1. Field of the Invention
The present invention relates to a nitride semiconductor light emitting device, and more particularly, to a flip chip type nitride semiconductor light emitting device having a highly reflective ohmic contact structure which can reduce unfavorable effect of reflective metal used while enhancing reflectivity.
2. Description of the Related Art
In general, a nitride semiconductor constituting a nitride semiconductor light emitting device, more particularly, a p-type nitride semiconductor layer has a wide band gap, having a difficulty in forming an ohmic contact with an electrode. Also, an ohmic contact structure adopted in a flip chip type nitride semiconductor light emitting device is required to have high reflection property for enhancement of luminance in addition to its basic ohmic contact function.
In general, metals such as Ag and Al are mainly used for highly reflective metal. However, migration tendency of Ag has an effect on GaN dislocation, presenting a problem of possible current leakage. Al is stable but has difficulty in forming an ohmic contact. Therefore, an additional layer is needed to form an ohmic contact with the p-type nitride semiconductor.

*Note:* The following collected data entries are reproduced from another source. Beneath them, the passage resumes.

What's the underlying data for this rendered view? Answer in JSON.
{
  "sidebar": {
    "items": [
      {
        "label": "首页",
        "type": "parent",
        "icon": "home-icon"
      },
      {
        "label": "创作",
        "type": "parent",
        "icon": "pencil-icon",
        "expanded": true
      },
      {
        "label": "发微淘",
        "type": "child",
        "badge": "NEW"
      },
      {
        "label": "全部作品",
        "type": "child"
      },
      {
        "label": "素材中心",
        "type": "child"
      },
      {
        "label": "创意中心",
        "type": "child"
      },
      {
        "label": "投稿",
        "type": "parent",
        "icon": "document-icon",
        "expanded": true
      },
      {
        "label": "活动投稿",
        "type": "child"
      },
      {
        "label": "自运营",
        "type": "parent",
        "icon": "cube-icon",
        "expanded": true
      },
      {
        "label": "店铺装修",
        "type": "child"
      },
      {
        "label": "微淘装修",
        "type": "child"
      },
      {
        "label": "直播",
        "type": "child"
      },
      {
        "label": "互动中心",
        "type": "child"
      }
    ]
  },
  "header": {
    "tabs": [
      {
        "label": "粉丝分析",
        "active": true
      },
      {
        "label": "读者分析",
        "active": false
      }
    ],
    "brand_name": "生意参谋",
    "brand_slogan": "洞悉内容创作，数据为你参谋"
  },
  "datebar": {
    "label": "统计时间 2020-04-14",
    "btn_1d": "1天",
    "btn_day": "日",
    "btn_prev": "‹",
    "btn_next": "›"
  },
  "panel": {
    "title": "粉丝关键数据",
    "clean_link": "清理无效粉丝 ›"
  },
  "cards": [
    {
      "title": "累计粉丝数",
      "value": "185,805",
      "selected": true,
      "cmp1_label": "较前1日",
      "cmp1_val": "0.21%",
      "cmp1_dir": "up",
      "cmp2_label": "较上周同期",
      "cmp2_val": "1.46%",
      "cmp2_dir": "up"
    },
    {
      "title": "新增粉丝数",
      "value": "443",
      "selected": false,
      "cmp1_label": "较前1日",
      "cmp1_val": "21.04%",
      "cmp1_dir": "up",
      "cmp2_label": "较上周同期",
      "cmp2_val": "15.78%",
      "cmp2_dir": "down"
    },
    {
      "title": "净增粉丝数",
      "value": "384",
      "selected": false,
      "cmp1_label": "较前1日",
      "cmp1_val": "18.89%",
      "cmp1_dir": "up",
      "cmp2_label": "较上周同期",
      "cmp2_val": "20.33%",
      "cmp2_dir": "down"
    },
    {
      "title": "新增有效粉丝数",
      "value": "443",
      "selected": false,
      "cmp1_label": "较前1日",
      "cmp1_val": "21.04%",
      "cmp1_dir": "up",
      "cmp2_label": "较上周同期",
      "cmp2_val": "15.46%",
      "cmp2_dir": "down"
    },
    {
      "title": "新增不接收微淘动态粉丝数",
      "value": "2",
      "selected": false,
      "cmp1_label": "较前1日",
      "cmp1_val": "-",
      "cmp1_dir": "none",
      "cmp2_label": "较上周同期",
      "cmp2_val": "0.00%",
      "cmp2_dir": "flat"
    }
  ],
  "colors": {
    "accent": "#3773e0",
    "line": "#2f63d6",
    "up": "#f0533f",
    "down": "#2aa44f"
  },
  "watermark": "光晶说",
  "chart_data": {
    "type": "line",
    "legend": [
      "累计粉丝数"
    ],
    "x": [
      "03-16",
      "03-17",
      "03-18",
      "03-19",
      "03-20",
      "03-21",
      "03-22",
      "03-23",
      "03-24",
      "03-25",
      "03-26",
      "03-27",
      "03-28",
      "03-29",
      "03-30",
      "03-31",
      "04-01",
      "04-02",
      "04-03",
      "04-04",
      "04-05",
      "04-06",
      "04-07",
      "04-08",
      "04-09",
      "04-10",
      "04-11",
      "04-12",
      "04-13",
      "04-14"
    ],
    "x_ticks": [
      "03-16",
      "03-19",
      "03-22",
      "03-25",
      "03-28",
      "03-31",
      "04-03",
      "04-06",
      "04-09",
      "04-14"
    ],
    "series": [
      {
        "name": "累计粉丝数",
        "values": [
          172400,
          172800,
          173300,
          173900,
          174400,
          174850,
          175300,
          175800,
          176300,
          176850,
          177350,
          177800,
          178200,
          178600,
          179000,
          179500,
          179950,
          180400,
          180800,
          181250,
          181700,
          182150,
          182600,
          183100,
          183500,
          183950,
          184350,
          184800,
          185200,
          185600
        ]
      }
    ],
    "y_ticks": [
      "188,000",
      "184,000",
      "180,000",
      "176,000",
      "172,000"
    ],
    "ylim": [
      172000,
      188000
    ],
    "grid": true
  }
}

U.S. Pat. No. 5,563,422 (patented on Oct. 8, 1996 and assigned to Nichia Chemistry Co.) proposes a transparent electrode structure which comprises a thin Ni/Au film deposited on a p-type nitride semiconductor layer, which is thermally treated so that an ohmic contact is possible. However, the transmission ratio of the transparent electrode is low at 60% to 70%, undermining light emission efficiency overall.
On the other hand, Japanese Laid-Open Publication Application No. 2000-183400 (published on Jun. 30, 2000 by Toyoda Gosei Co. LTD.) proposes a method of adopting a thin film made of Ni or Co and a reflective metal layer composed of Ag, Rh, and Pt. The application discloses a multi-level structure in which the thin film is used to form an ohmic contact, and a metal layer having high reflectivity is additionally deposited to allow high reflectivity. But, Ni or Co is metal, and does not have high transmission ratio even if it is made into a thin film, which does not allow a great level of improvement in luminance.
Therefore, a new reflective ohmic contact structure has been required in the art in order to stably prevent unfavorable effects of the reflective metal layer while maximizing the reflective effect from the reflective metal layer to improve luminance in a flip chip type nitride semiconductor light emitting device.